Libra semble être le point de départ du développement de monnaies d’entreprises privées. Elles joueront non seulement le rôle de banques centrales, d’agents de confiance, mais aussi de créanciers et de débiteurs. Elles viendront ainsi concurrencer les banques mais aussi les Etats dans leur fonction régalienne, avec des risques potentiels concernant la protection des données personnelles. Celle-ci sera un enjeu majeur pour les États qui devront instaurer des limites et veiller à leur respect.
Certaines banques et les Etats risquent d’être les premiers à subir le développement de nouvelles monnaies.
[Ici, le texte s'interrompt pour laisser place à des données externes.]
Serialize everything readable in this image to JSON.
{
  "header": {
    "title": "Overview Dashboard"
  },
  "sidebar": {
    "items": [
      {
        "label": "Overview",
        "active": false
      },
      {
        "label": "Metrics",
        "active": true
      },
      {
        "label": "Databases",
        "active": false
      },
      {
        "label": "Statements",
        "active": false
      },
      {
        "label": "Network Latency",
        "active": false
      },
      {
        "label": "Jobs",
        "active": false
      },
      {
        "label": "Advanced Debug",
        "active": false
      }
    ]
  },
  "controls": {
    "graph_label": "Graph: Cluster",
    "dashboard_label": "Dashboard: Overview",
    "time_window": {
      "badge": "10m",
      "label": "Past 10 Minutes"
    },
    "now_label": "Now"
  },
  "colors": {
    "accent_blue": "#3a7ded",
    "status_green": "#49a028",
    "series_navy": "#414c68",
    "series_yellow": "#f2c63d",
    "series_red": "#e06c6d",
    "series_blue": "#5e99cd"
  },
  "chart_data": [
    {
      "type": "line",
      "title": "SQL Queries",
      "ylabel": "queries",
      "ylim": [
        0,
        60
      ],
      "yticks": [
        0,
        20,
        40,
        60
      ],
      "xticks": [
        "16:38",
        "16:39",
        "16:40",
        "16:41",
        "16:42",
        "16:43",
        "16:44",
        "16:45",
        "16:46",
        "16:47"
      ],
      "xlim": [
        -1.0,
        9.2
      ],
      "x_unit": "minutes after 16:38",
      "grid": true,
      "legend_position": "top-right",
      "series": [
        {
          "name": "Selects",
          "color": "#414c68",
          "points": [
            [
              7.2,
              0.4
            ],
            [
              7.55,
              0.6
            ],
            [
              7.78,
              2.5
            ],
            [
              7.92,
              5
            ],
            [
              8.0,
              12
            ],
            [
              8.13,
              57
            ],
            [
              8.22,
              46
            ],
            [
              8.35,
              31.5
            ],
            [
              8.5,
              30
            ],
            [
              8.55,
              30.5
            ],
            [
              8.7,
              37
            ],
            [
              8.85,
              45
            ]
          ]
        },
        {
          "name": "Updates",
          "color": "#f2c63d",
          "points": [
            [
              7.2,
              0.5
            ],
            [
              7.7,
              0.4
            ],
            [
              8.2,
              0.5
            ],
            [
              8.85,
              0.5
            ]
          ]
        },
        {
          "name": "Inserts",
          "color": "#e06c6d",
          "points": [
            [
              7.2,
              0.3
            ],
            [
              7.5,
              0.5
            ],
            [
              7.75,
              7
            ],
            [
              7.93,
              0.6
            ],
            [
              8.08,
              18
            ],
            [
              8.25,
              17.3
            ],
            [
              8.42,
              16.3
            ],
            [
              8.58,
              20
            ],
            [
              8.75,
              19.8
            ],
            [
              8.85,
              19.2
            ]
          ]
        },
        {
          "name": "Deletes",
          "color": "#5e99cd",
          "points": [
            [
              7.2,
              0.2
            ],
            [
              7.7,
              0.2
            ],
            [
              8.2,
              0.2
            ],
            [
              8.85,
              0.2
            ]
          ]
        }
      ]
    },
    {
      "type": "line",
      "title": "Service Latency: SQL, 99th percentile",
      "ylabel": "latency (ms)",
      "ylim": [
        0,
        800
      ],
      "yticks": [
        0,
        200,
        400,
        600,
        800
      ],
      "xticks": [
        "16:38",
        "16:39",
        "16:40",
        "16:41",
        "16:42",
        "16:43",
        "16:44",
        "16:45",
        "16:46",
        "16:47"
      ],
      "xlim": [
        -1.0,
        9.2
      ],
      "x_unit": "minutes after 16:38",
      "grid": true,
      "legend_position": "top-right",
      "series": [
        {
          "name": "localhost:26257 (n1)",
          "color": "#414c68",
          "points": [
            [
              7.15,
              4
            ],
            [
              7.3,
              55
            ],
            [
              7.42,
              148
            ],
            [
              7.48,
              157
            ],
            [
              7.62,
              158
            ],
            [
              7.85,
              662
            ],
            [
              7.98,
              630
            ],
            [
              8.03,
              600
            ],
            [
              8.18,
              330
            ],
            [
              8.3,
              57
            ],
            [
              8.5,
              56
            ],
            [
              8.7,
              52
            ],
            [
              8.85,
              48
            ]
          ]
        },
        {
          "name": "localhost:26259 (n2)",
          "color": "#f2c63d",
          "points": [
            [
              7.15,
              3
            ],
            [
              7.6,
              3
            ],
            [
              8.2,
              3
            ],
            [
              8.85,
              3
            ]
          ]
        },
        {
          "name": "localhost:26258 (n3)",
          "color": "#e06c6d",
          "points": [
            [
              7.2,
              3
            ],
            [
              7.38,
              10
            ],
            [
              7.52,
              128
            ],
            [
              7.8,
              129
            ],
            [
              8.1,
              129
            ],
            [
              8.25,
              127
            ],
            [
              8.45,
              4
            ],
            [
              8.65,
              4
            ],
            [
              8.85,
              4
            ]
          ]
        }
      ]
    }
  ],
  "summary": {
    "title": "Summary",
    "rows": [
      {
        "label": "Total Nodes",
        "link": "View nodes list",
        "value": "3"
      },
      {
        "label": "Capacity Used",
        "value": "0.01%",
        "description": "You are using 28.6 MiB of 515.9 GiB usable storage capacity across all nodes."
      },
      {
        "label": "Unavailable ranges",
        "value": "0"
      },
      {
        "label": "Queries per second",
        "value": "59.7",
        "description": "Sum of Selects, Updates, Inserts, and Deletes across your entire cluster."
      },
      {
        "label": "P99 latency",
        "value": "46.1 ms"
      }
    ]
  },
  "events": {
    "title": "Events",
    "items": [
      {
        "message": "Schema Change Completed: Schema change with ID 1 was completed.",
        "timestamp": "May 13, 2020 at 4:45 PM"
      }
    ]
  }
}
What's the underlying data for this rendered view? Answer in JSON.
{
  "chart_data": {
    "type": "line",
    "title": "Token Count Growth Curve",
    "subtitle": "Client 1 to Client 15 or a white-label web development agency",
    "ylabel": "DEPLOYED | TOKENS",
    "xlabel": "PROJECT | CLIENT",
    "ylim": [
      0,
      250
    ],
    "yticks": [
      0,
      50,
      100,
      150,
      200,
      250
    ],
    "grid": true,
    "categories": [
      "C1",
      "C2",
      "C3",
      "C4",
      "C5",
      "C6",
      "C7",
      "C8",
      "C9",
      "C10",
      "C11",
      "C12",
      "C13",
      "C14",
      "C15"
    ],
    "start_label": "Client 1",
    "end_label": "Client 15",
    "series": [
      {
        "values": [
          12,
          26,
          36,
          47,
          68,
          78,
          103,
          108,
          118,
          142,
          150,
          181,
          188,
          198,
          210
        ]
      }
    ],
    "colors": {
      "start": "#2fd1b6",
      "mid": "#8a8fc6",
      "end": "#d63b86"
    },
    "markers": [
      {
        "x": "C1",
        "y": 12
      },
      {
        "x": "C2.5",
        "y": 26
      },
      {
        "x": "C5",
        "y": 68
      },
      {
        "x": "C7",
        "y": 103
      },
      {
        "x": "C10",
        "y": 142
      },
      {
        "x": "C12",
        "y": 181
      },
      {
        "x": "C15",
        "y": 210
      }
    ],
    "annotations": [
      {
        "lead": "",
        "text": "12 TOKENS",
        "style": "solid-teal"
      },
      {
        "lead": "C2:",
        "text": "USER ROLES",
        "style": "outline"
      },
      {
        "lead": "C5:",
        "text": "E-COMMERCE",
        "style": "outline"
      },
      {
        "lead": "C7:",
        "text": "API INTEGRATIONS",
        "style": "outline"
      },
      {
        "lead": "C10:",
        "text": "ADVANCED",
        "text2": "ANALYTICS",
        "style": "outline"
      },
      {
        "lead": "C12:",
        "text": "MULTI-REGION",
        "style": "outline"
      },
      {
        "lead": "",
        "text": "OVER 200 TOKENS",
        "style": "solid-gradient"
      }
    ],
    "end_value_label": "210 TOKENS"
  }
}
Comment imposer une réglementation sur les transactions monétaires à des entreprises privées qui détiennent une puissance telle qu’elles défient déjà les lois des Etats dans lesquels elles se sont implantées pour leurs activités traditionnelles ? Peut-on réellement considérer que l’ordre monétaire dans lequel nous vivons est le seul pertinent et sécurisant ?
Si ces nouvelles monnaies connaissent dans les prochaines années l’essor qui semble se dessiner doivent-elles être considérées comme un actif financier comme un autre et peuvent-elles constituer un placement à plus ou moins long terme ? La volatilité de certaines cryptomonnaies est telle qu’il s’agit plus aujourd’hui d’objets de spéculation que de placement attractif sur le long terme.
Sans vouloir aborder le sujet sous un angle politique il faut tout de même s’interroger sur la capacité actuelle des banques centrales à stabiliser l’ordre monétaire existant et se demander si elles sont aujourd’hui armées pour faire face à ce nouveau paradigme.